Outra forma de ver a crítica de Sócrates era compreendê-la como um importante alerta: para votar, deve haver educação. A capacidade para se manifestar deve ser desenvolvida e aprimorada. O homem necessita de instrução, deve ser municiado de informação para que nele floresça um senso crítico. Sem discernimento, o povo torna-se um alvo fácil para a manipulação.
Mesmo sem uma acusação clara, Sócrates foi condenado à morte.
Antes de beber a amarga cicuta, cercado de seus discípulos, foi dado a Sócrates a opção de fugir da cidade — e, por consequência, escapar daquela condenação que a todos parecia injusta. O filósofo optou por respeitar o Estado e as suas ordens.
A democracia grega morreu pouco depois de Sócrates.
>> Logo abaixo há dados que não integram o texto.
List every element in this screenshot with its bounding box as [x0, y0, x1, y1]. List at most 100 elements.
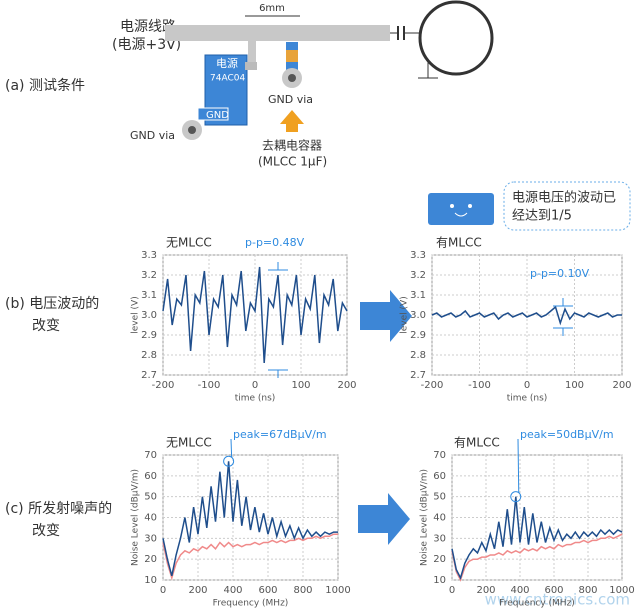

Atenas foi dominada pela vizinha Esparta, onde jamais floresceu a democracia, e, depois, pelos macedônios. O governo do povo, ao menos formalmente, apenas voltou a existir com a Revolução Americana de 1776. Até hoje, a democracia não é uma conquista estabelecida na civilização.
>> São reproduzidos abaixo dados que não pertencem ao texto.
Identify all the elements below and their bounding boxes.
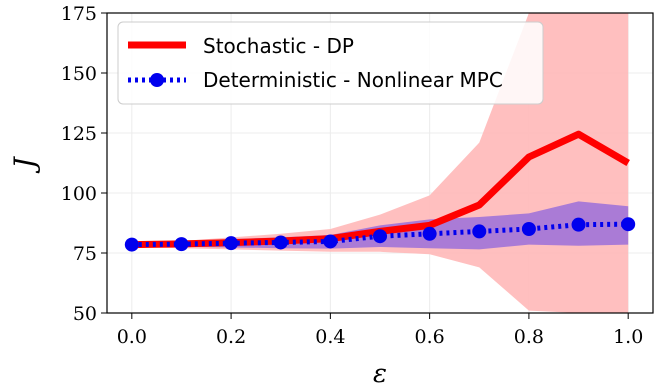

Os recentes acontecimentos políticos que paralisam o Brasil reclamam um novo julgamento para Sócrates.
Se o filósofo estivesse aqui, certamente indagaria: existe democracia sem educação? É justo usar de escudo 50 milhões de votos contra qualquer acusação? O Congresso Nacional não foi eleito também pelo povo? Por que o povo ontem votou de uma forma, mas no dia seguinte vai às ruas reclamar de seu próprio voto? As campanhas para um cargo público visam a difundir ideias ou simplesmente a arrebanhar?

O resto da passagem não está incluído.